Moord breekt de ziel
Het lijkt erop dat iedereen het slecht vindt om dieren doden. Toen Tinkebell jaren geleden bekend maakte dat ze haar kat had gewurgd en er een handtas van had gemaakt, was het land te klein voor de verontwaardiging die losbarstte. Een selectieve verontwaardiging, waar de 6 miljoen nertsen in Nederland waarschijnlijk niets van gemerkt hebben.

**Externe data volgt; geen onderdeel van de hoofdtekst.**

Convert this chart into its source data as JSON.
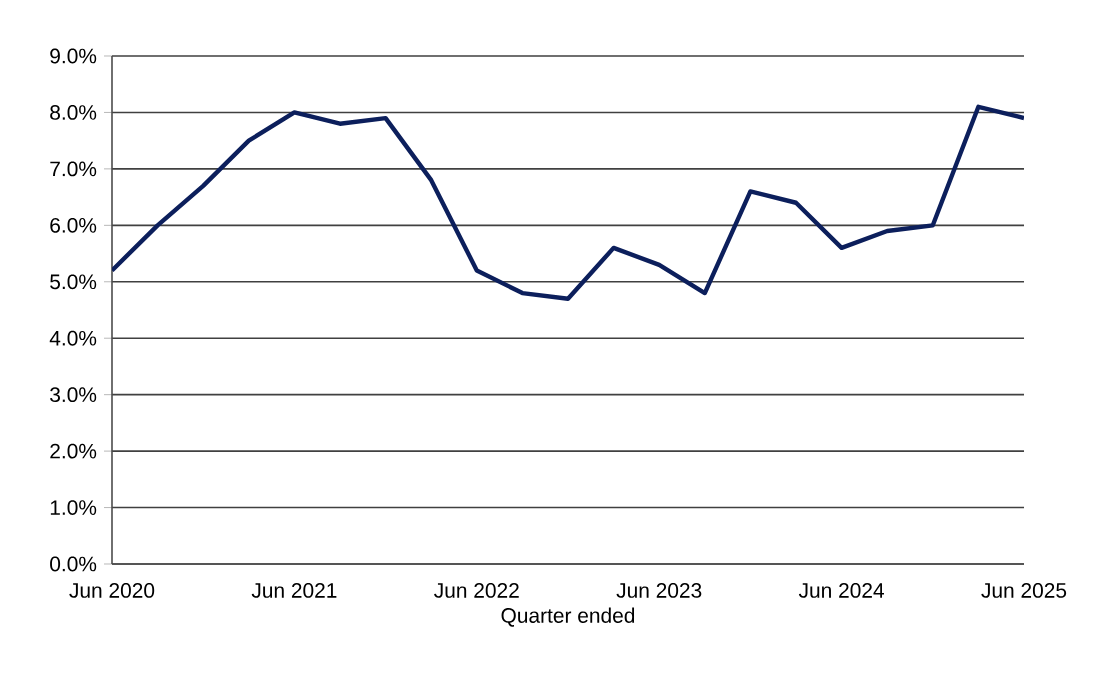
{
  "chart_data": {
    "type": "line",
    "xlabel": "Quarter ended",
    "x": [
      "2020-06",
      "2020-09",
      "2020-12",
      "2021-03",
      "2021-06",
      "2021-09",
      "2021-12",
      "2022-03",
      "2022-06",
      "2022-09",
      "2022-12",
      "2023-03",
      "2023-06",
      "2023-09",
      "2023-12",
      "2024-03",
      "2024-06",
      "2024-09",
      "2024-12",
      "2025-03",
      "2025-06"
    ],
    "series": [
      {
        "color": "#0c1f5c",
        "values": [
          5.2,
          6.0,
          6.7,
          7.5,
          8.0,
          7.8,
          7.9,
          6.8,
          5.2,
          4.8,
          4.7,
          5.6,
          5.3,
          4.8,
          6.6,
          6.4,
          5.6,
          5.9,
          6.0,
          8.1,
          7.9
        ]
      }
    ],
    "xlim": [
      "2020-06",
      "2025-06"
    ],
    "xticks": [
      {
        "value": "2020-06",
        "label": "Jun 2020"
      },
      {
        "value": "2021-06",
        "label": "Jun 2021"
      },
      {
        "value": "2022-06",
        "label": "Jun 2022"
      },
      {
        "value": "2023-06",
        "label": "Jun 2023"
      },
      {
        "value": "2024-06",
        "label": "Jun 2024"
      },
      {
        "value": "2025-06",
        "label": "Jun 2025"
      }
    ],
    "ylim": [
      0,
      9
    ],
    "yticks": [
      {
        "value": 0,
        "label": "0.0%"
      },
      {
        "value": 1,
        "label": "1.0%"
      },
      {
        "value": 2,
        "label": "2.0%"
      },
      {
        "value": 3,
        "label": "3.0%"
      },
      {
        "value": 4,
        "label": "4.0%"
      },
      {
        "value": 5,
        "label": "5.0%"
      },
      {
        "value": 6,
        "label": "6.0%"
      },
      {
        "value": 7,
        "label": "7.0%"
      },
      {
        "value": 8,
        "label": "8.0%"
      },
      {
        "value": 9,
        "label": "9.0%"
      }
    ],
    "grid": "y",
    "marker": "none",
    "line_style": "solid"
  }
}
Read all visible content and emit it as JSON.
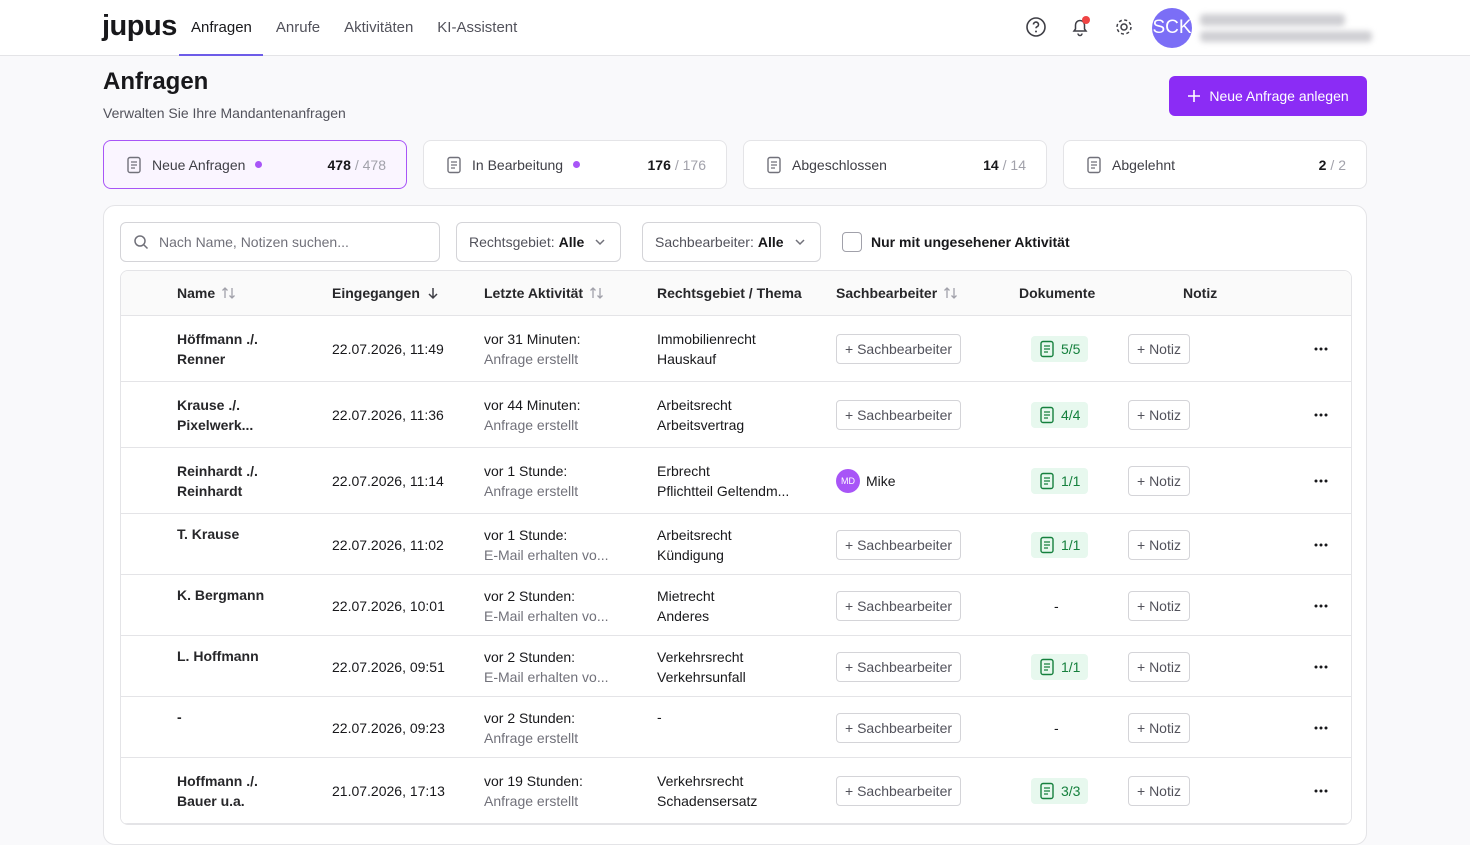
{
  "nav": {
    "logo": "jupus",
    "tabs": [
      "Anfragen",
      "Anrufe",
      "Aktivitäten",
      "KI-Assistent"
    ],
    "avatar": "SCK"
  },
  "header": {
    "title": "Anfragen",
    "subtitle": "Verwalten Sie Ihre Mandantenanfragen",
    "button": "Neue Anfrage anlegen"
  },
  "status_cards": [
    {
      "label": "Neue Anfragen",
      "dot": true,
      "count": "478",
      "total": "/ 478"
    },
    {
      "label": "In Bearbeitung",
      "dot": true,
      "count": "176",
      "total": "/ 176"
    },
    {
      "label": "Abgeschlossen",
      "dot": false,
      "count": "14",
      "total": "/ 14"
    },
    {
      "label": "Abgelehnt",
      "dot": false,
      "count": "2",
      "total": "/ 2"
    }
  ],
  "filters": {
    "search_placeholder": "Nach Name, Notizen suchen...",
    "area_label": "Rechtsgebiet:",
    "area_value": "Alle",
    "assignee_label": "Sachbearbeiter:",
    "assignee_value": "Alle",
    "checkbox": "Nur mit ungesehener Aktivität"
  },
  "table": {
    "columns": [
      "Name",
      "Eingegangen",
      "Letzte Aktivität",
      "Rechtsgebiet / Thema",
      "Sachbearbeiter",
      "Dokumente",
      "Notiz"
    ],
    "rows": [
      {
        "name": "Höffmann ./. Renner",
        "received": "22.07.2026, 11:49",
        "activity_time": "vor 31 Minuten:",
        "activity": "Anfrage erstellt",
        "area": "Immobilienrecht",
        "topic": "Hauskauf",
        "assignee": "+ Sachbearbeiter",
        "docs": "5/5",
        "note": "+ Notiz"
      },
      {
        "name": "Krause ./. Pixelwerk...",
        "received": "22.07.2026, 11:36",
        "activity_time": "vor 44 Minuten:",
        "activity": "Anfrage erstellt",
        "area": "Arbeitsrecht",
        "topic": "Arbeitsvertrag",
        "assignee": "+ Sachbearbeiter",
        "docs": "4/4",
        "note": "+ Notiz"
      },
      {
        "name": "Reinhardt ./. Reinhardt",
        "received": "22.07.2026, 11:14",
        "activity_time": "vor 1 Stunde:",
        "activity": "Anfrage erstellt",
        "area": "Erbrecht",
        "topic": "Pflichtteil Geltendm...",
        "assignee": {
          "initials": "MD",
          "name": "Mike"
        },
        "docs": "1/1",
        "note": "+ Notiz"
      },
      {
        "name": "T. Krause",
        "received": "22.07.2026, 11:02",
        "activity_time": "vor 1 Stunde:",
        "activity": "E-Mail erhalten vo...",
        "area": "Arbeitsrecht",
        "topic": "Kündigung",
        "assignee": "+ Sachbearbeiter",
        "docs": "1/1",
        "note": "+ Notiz"
      },
      {
        "name": "K. Bergmann",
        "received": "22.07.2026, 10:01",
        "activity_time": "vor 2 Stunden:",
        "activity": "E-Mail erhalten vo...",
        "area": "Mietrecht",
        "topic": "Anderes",
        "assignee": "+ Sachbearbeiter",
        "docs": "-",
        "note": "+ Notiz"
      },
      {
        "name": "L. Hoffmann",
        "received": "22.07.2026, 09:51",
        "activity_time": "vor 2 Stunden:",
        "activity": "E-Mail erhalten vo...",
        "area": "Verkehrsrecht",
        "topic": "Verkehrsunfall",
        "assignee": "+ Sachbearbeiter",
        "docs": "1/1",
        "note": "+ Notiz"
      },
      {
        "name": "-",
        "received": "22.07.2026, 09:23",
        "activity_time": "vor 2 Stunden:",
        "activity": "Anfrage erstellt",
        "area": "-",
        "assignee": "+ Sachbearbeiter",
        "docs": "-",
        "note": "+ Notiz"
      },
      {
        "name": "Hoffmann ./. Bauer u.a.",
        "received": "21.07.2026, 17:13",
        "activity_time": "vor 19 Stunden:",
        "activity": "Anfrage erstellt",
        "area": "Verkehrsrecht",
        "topic": "Schadensersatz",
        "assignee": "+ Sachbearbeiter",
        "docs": "3/3",
        "note": "+ Notiz"
      }
    ]
  }
}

Laten we ons even concentreren op het feit dat mensen meestal met afschuw reageren als ze geconfronteerd worden met geweld tegen dieren. Tolstoj geeft hier in zijn essay ‘The First Step’ ook voorbeelden van. Hij bezoekt een slachthuis, iets dat vleeseters naar mijn idee te weinig doen. Hij spreekt een aantal slagers, die toegeven dat ze medelijden hebben met de dieren die ze doden, maar er niet onderuit komen omdat ze hun werk moeten doen. Tolstoj:
This is dreadful! Not the suffering and death of the animals, but that man suppresses in himself, unnecessarily, the highest spiritual capacity—that of sympathy and pity toward living creatures like himself—and by violating his own feelings becomes cruel. And how deeply seated in the human heart is the injunction not to take life!
Doodslag gaat in tegen onze moraal: ‘U zult niet doden’. In de Harry Potter boeken wordt dit op een mooie manier beschreven. De slechte tovenaar, Voldemort, wil onsterfelijk worden en heeft daarom zijn ziel in stukken verdeeld. Maar hij kon dit alleen doen door een moord te plegen. Als je iemand doodt, beschadigt je ziel en zul je nooit meer helemaal heel worden. Dit is niet zozeer een straf, maar een natuurlijk gevolg.
Wie zullen we niet doden?
Hoe kunnen we bepalen voor welke levende wezens het ‘u zult niet doden’ geldt? In de huidige maatschappij gaan veel mensen ervan uit dat moreel handelen zich beperkt tot (verrassing…) mensen. Dat is tenminste mijn indruk als ik door de supermarkt loop, of langs de McDonald’s. Maar in de filosofie is er al eeuwenlang een beweging die dit onderscheid ongegrond vindt. Jeremy Bentham schreef in 1789 een beroemde passage over de scheidslijn tussen dingen en wezens:
The day may come, when the rest of the animal creation may acquire those rights which never could have been withholden from them but by the hand of tyranny. The French have already discovered that the blackness of the skin is no reason why a human being should be abandoned without redress to the caprice of a tormentor.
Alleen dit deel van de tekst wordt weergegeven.